Tweets from a gentleman named Milan Milanovic reveal that T-Mobile is apparently testing its mobile 5G network in Manhattan. An unlocked Samsung Galaxy S10 5G running on the T-Mobile 5G network produced a download dataspeed of 495.52Mbps as measured using Ookla's Speedtest.net app. Upload speeds are running at close to 60Mbps. There has been talk that the carrier will soon take pre-orders on the Galaxy S10 5G.
Unlike Verizon and AT&T, which are using high-frequency mmWave spectrum in the 30GHz to 100GHz range, T-Mobile is deploying a sub-6GHz system that uses the 600MHz low-frequency airwaves it paid billions for in an FCC auction. If the T-Mobile-Sprint merger is approved, the combined wireless provider will also have Sprint's hoard of 2.5GHz mid-range spectrum to use to help build out a nationwide 5G network. Low-frequency airwaves travel farther and penetrate buildings better than the high-frequency mmWave spectrum used by Verizon and AT&T, which is why T-Mobile is hoping to offer nationwide 5G service before its rivals. As part of its deal with the FCC to get the agency to approve the merger, T-Mobile promised to cover 97% of the states (and 85% of the rural markets) with 5G signals in three years. At the same time, plan prices will be frozen for three years following the closing of the transaction.

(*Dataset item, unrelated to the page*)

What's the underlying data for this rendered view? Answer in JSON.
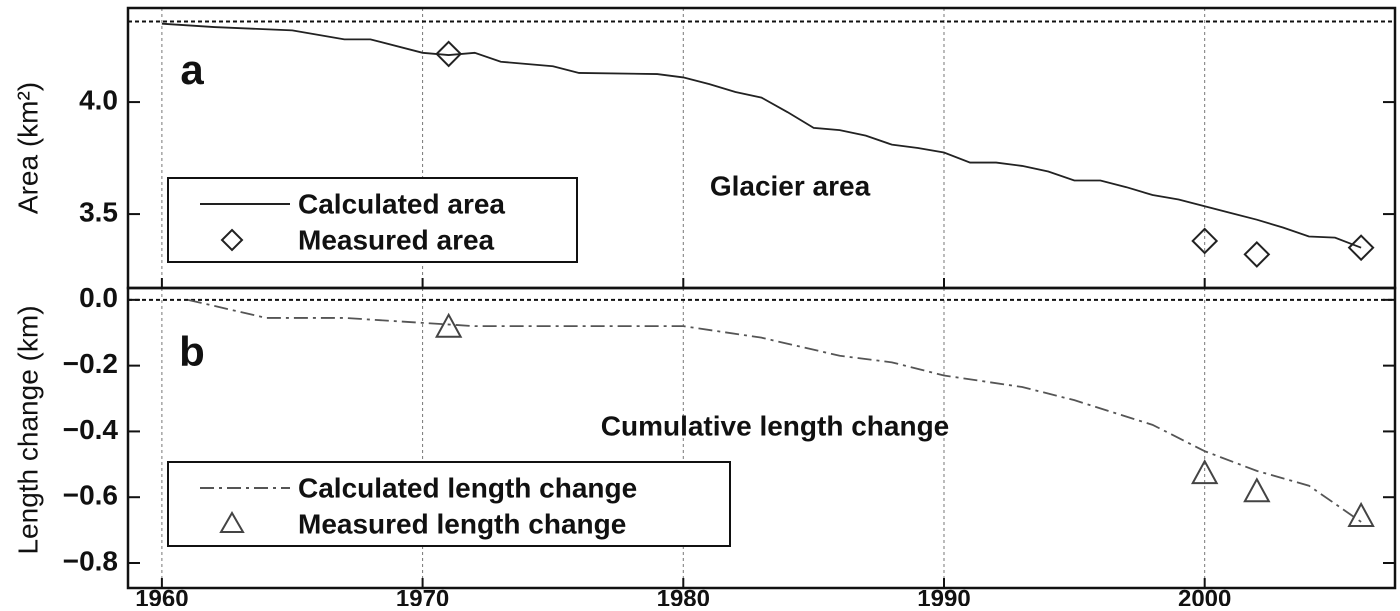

The next generation of wireless connectivity is 10 times faster than 4G LTE. And not only will it allow you to download a two-hour HD movie in seconds, it will help create new industries, new companies, and new jobs. For example, when 4G LTE service became mainstream, it helped to launch the ride-sharing industry. And the new industry created two billion dollar corporations that you might have heard of, Uber and Lyft.